Les bourgeois de Liège s’opposaient à la fête car cela signifiait un jour de jeûne en plus pour la population et certains religieux considéraient que telle fête ne méritait pas pareil budget. Face à ce mouvement d’opposition à la fête, Julienne dut quitter son couvent et passa de monastère en monastère. Elle trouva refuge en plusieurs abbayes cisterciennes. Elle mourut le 5 avril 1258 à Fosses-la-Ville, entre Sambre et Meuse, et fut inhumée dans l’abbaye cistercienne de Villers-La-Ville.
Le miracle de l’hostie sanglante
La Fête-Dieu est relancée grâce à un miracle qui a lieu à Bolsena en 1263. Il est relaté par les fresques de la Cathédrale d’Orvieto. Un prêtre de Bohême, Pierre de Prague, a de grands doutes sur la présence du Christ dans l’Eucharistie. Lors d’une messe qu’il célèbre, à la consécration l’hostie prend une couleur rosée et des gouttes de sang tombent sur le corporal et le pavement. Le prêtre interrompt la messe pour porter à la sacristie les saintes espèces.
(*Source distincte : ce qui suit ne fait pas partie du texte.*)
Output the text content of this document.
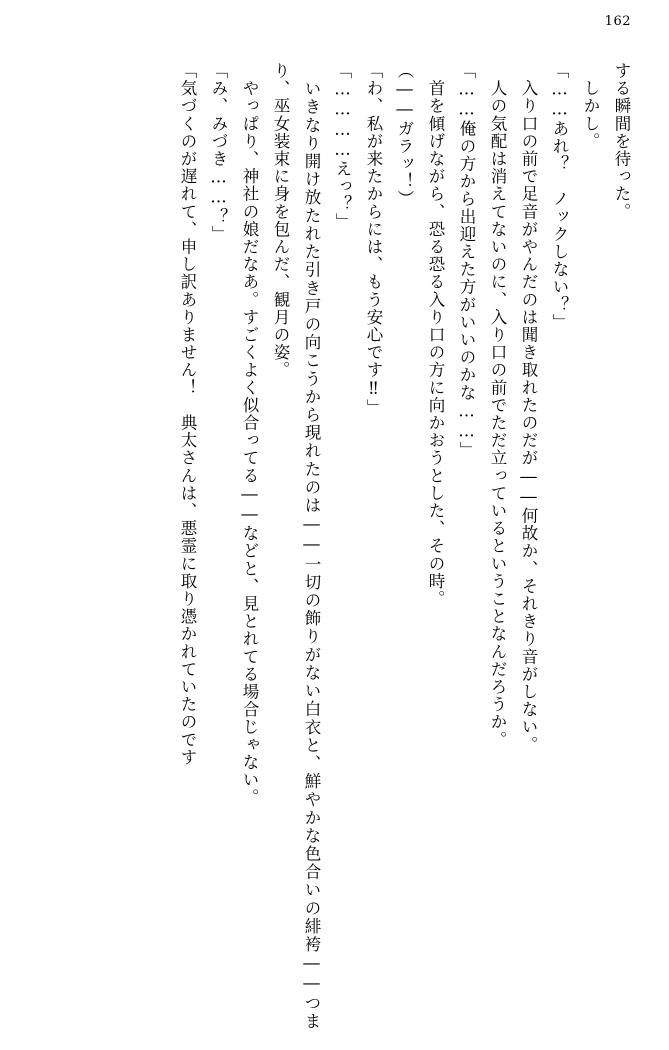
162

する瞬間を待った。

　しかし。

「……あれ？　ノックしない？」

　入り口の前で足音がやんだのは聞き取れたのだが――何故か、それきり音がしない。

　人の気配は消えてないのに、入り口の前でただ立っているということなんだろうか。

「……俺の方から出迎えた方がいいのかな……」

　首を傾げながら、恐る恐る入り口の方に向かおうとした、その時。

（――ガラッ！）

「わ、私が来たからには、もう安心です‼」

「…………えっ？」

　いきなり開け放たれた引き戸の向こうから現れたのは――一切の飾りがない白衣と、鮮やかな色合いの緋袴――つまり、巫女装束に身を包んだ、観月の姿。

　やっぱり、神社の娘だなあ。すごくよく似合ってる――などと、見とれてる場合じゃない。

「み、みづき……？」

「気づくのが遅れて、申し訳ありません！　典太さんは、悪霊に取り憑かれていたのです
Le pape Urbain IV, ancien confesseur de Julienne de Cornillon, vient constater les faits.
Il institue alors la fête du Corpus Domini par la bulle «Transiturus de hoc mundo» le 8 septembre 1264. Il la fixe au jeudi après l’octave de la Pentecôte et confie la rédaction des textes liturgiques à saint Thomas d’Aquin et à Frère Bonaventure.
La Fête-Dieu ne fut reçue dans toutes les églises latines qu’au temps de Clément V, à l’époque du Concile de Vienne (1311 – 1312) où il renouvela la constitution d’Urbain IV.